Consider the following problem:

if $$\ A$$$$\psi=$$$$\lambda$$$$\psi$$,prove that

$$\ e ^ A$$$$\psi=$$$$\ e ^\lambda$$$$\psi$$

2. Relevant equations

3. The attempt at a solution

This is my attempt.Please check if I am correct.

If
$$\ e ^ A$$$$\psi=$$$$\ e ^\lambda$$$$\psi$$

is correct, we should have:

$$\ ln$$$$\ e^ A$$$$\psi=$$$$\ ln$$$$\ e ^\lambda$$$$\psi$$

or, $$\ ln \{e^A} +$$$$\ ln \psi=$$$$\ ln \{e^\lambda} +$$$$\ ln \psi$$

Now cancel $$\ ln \psi$$ from both sides and post-multiply the resulting equation by $$\psi$$

That is---

$$\ ln \{e^A} =$$$$\ ln \{e^\lambda}$$

or, $$\ [ln \{e ^ A}]$$$$\psi=$$$$\ [ln \{e ^\lambda}]$$$$\psi$$

Alternatively,

$$\ A$$$$\psi=$$$$\lambda$$$$\psi$$

So, we got the given equation from the equation to be proved.

Last edited: Jan 23, 2008
2. Jan 23, 2008

### neelakash

The LaTeX image is not coming good.But I think everyone will understand my procedure.

3. Jan 23, 2008

### Rainbow Child

Do you know the definition of the matrix $e^A$?

4. Jan 23, 2008

### neelakash

I know the definition of e^A

Let A,B and C be three matrices.

If I have A+C=B+C

what is wrong if I cancel C from both sides?

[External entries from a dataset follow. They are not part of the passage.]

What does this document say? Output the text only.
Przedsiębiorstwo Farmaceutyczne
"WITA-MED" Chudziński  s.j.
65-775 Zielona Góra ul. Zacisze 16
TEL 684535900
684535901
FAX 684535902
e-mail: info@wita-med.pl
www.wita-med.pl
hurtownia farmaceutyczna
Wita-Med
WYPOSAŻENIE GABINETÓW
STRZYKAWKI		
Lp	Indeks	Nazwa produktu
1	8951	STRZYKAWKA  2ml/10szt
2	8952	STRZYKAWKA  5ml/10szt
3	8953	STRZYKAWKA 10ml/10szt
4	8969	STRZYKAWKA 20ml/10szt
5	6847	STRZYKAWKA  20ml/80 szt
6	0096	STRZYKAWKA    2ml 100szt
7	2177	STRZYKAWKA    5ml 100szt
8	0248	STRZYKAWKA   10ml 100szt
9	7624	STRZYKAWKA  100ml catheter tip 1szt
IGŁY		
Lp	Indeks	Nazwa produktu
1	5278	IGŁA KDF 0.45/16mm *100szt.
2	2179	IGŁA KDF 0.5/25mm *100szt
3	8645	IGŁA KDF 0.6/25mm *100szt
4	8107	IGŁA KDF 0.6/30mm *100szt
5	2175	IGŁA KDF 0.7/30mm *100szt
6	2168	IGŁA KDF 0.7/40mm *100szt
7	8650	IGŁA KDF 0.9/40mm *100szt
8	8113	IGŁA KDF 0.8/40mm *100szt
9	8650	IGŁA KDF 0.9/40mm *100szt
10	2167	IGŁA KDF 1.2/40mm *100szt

ln (psi) is a matrix if you consider psi as matrix.I am usimg psi as a complex function like psi=M+iN

5. Jan 23, 2008

### neelakash

I did according to your hint.That works well, but still I am having problem to see why the logaritm of a matrix/operator will not work.

6. Jan 23, 2008

### CompuChip

Also, your way of setting up the proof is flawed, as the following direct analogy shows

Theorem: If 1 = 1, prove that 0 = 1.

Proof:
If 0 = 1 is correct, then we obviously also have 1 = 0. Adding the two equations gives
Code (Text):

0 = 1
1 = 0  +
--------
1 = 1

which is the assumption given.